Worst Practices February 2001: Lights Out

Lights Out

By Scott Hirsh
Precision Systems Group

At the risk of being too topical, which gives this month’s installment a short shelf life, I can’t help but think of the HP 3000 during this season of unpredictable electrical power service in California. Some are arguing that the build-up of Internet-related businesses — including xSPs and other companies who build large datacenters — is a contributing factor to this crisis. Regardless of the root cause, many of us innocent bystanders may become collateral damage before a long-term solution energy solution is implemented. And that brings us back to the land of high availability.

We all know that the HP 3000 has a long history of high availability — when cared for properly. But through no fault of our own, we may be faced with downtime in an era of 24x7 expectations. So what are the alternatives for the HP 3000 System Manager who is unlucky enough to be caught in the crossfire of electrical utility “deregulation?”

First, to bring us up to date, we need to draw a distinction between “disaster recovery” and “business continuance.” Disaster recovery is reactive: something bad has happened and I must now recreate my operating environment in order to pick up where I left off when the utility pulled the plug.
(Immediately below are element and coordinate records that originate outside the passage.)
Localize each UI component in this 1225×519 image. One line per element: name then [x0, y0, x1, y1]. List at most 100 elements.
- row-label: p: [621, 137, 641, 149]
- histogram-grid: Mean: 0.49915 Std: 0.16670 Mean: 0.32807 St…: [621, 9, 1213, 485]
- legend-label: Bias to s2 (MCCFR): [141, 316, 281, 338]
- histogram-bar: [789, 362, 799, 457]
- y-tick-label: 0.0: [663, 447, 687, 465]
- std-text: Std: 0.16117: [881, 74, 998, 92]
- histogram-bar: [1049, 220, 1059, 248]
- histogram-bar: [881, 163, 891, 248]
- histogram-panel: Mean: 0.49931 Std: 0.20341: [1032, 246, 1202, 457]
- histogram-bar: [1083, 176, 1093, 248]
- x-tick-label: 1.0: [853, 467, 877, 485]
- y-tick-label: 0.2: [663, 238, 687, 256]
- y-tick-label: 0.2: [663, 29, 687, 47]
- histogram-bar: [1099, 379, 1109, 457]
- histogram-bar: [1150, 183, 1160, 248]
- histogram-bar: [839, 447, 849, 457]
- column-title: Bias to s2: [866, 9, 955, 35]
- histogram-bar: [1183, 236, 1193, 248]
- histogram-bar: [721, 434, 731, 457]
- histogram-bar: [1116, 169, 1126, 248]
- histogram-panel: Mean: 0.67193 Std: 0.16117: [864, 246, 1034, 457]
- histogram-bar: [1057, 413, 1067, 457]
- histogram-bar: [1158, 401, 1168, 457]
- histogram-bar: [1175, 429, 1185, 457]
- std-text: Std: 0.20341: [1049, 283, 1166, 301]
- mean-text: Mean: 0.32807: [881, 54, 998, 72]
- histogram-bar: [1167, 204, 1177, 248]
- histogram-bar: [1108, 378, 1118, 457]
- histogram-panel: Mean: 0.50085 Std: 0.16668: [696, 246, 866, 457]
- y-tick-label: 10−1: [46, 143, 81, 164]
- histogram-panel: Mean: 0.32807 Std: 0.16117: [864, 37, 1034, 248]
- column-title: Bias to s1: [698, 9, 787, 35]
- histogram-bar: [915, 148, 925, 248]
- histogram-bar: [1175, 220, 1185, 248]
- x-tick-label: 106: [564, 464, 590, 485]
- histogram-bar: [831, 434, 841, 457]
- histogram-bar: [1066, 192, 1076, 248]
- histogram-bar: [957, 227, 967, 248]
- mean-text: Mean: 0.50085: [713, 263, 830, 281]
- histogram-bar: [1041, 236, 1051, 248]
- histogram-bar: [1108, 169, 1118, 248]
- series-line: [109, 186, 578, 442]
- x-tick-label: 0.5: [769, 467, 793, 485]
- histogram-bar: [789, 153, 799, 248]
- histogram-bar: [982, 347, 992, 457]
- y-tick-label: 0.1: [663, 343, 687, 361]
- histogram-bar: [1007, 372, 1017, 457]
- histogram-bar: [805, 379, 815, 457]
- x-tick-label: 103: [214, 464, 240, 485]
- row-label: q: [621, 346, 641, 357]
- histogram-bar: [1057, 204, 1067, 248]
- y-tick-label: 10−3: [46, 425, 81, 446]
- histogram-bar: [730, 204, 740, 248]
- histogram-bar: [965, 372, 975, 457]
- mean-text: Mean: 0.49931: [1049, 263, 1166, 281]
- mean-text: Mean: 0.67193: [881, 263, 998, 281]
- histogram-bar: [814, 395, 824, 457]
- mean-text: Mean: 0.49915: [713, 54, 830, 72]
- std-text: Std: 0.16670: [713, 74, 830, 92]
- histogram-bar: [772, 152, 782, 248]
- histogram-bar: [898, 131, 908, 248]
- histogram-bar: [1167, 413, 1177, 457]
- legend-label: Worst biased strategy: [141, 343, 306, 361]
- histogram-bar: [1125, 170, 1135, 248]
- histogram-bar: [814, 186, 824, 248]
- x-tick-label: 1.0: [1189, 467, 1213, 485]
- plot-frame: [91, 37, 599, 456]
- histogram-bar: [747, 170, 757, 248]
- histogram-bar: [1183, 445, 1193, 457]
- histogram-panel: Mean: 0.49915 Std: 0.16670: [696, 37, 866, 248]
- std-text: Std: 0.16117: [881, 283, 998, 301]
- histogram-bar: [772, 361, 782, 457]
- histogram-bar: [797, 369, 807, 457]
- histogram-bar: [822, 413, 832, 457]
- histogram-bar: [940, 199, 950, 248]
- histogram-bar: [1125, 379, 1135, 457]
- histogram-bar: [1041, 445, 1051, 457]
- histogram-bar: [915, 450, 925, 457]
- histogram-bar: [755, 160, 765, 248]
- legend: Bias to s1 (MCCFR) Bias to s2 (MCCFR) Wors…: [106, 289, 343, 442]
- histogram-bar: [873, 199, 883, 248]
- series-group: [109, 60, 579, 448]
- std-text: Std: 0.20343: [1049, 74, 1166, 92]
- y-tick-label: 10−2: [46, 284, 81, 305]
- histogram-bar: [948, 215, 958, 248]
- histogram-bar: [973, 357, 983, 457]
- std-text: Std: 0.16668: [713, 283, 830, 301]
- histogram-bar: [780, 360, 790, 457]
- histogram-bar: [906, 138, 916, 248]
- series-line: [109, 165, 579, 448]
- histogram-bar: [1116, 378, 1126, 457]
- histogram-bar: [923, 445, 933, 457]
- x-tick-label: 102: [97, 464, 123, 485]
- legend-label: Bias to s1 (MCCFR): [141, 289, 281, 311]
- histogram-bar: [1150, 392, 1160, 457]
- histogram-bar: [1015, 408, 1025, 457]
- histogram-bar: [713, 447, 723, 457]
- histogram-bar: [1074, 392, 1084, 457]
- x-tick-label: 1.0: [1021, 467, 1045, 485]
Disaster recovery implies downtime, although we try to optimize our recovery plan (which of course you have) to make that downtime as small as possible. Business continuance, on the other hand, means somehow keeping your operating environment up and running, with perhaps a few minutes pause, when something bad happens.

That something bad, in the case of the recent crisis, is an interruption of electrical power to the datacenter. Those who are lucky have backup generators that can span the outage. Those who are less lucky have UPSs that can gracefully shutdown their systems when a power interruption occurs. And those who are foolish just let their systems flop, hoping for the best. (This is an abuse of faith in the HP 3000’s robust architecture. Even if your system comes back up in good shape, it’s never okay to leave your system vulnerable to power interruptions.)

So it seems that the need for an appropriate response to a much more likely outage scenario than an act of god (e.g., earthquake) is more compelling than ever. I know that whenever I performed a disaster recovery drill I prayed to the datacenter gods that I would never need to recover for real. Now, it seems, the odds are against us. Guess what? You need to ratchet your contingency planning up a notch — closer to reality.

The first place to revisit is your backup strategy. Not only must you be sure that backup is working the way you think it is, but that your restore procedures are tested and foolproof. Believe it or not, I watched in horror not too long ago as a client grabbed the wrong tape and began to use it for a simple (but important) restore. Their focus was on the fact that the restore was for @.@.@. My question was, why is it you couldn’t manage to mount the correct tape? Let’s face it, using the wrong tape for a restore is never a good idea!

Taking the backup issue one step further, has your data grown so large that you couldn’t even accomplish a full restore in a manner timely enough to save your business? I applaud those who have backup down to a science, but what if it takes you 72-plus hours to get to your recovery site with your tapes and fully rebuild your system? Are you then, in fact, backing up for reasons other than recovery?

For companies whose data is too humongous to contemplate rebuilding, the focus moves to business continuance. Generally speaking, this translates to replicating your data real-time or near real-time to another location – ideally a location that has a different set of risk factors (say, in an area that doesn’t experience rolling blackouts or not on the same fault line as your primary datacenter). For performance purposes, this type of replication is best handled at the storage system level, but there are products (Quest comes to mind) that will accomplish this task with software. With two sites/systems mirrored, you transition from the primary site to the recovery site in the event of an interruption. This can be done within minutes, and without getting on an airplane and spinning tapes. For large, mission-critical applications, chances are you are doing this for at least one system in your datacenter. It’s just a matter of time before this requirement trickles down to your run-of-the-mill HP 3000.

To work in the inevitable sports metaphor, when it comes to protecting your operation, the best offense is a good defense. Translation: A good defense is protecting your operation so you never have to rebuild it (that’s the offense part) from scratch, a proposition that is becoming increasingly impractical. At the low end of the cost spectrum is protection for the physical and environmental aspects of your operation: backup generator, structural retrofits to withstand more numerous and severe acts of God. These are relatively small investments for relatively minor threats. For the big one, remote data replication and all the associated procedures for promoting your secondary site to acting primary.

Just because we manage the most reliable systems on the market doesn’t mean we can afford to rest on our laurels. Alas, even though we’ve done everything right to ensure system availability, the bums turned around and messed up our infrastructure (and raised our rates in the process, to add insult to injury). Who would have thought that one day we would find our HP 3000s even more reliable than the electrical grid? That was not what I expected to find on the other side of that bridge to the 21st century.

Scott Hirsh, former chairman of the SIG-SYSMAN Special Interest Group, is a partner at Precision Systems Group, an authorized HP Channel Partner which consults on HP OpenView, Maestro, Sys*Admiral and other general HP 3000 and HP 9000 automation and administration practices.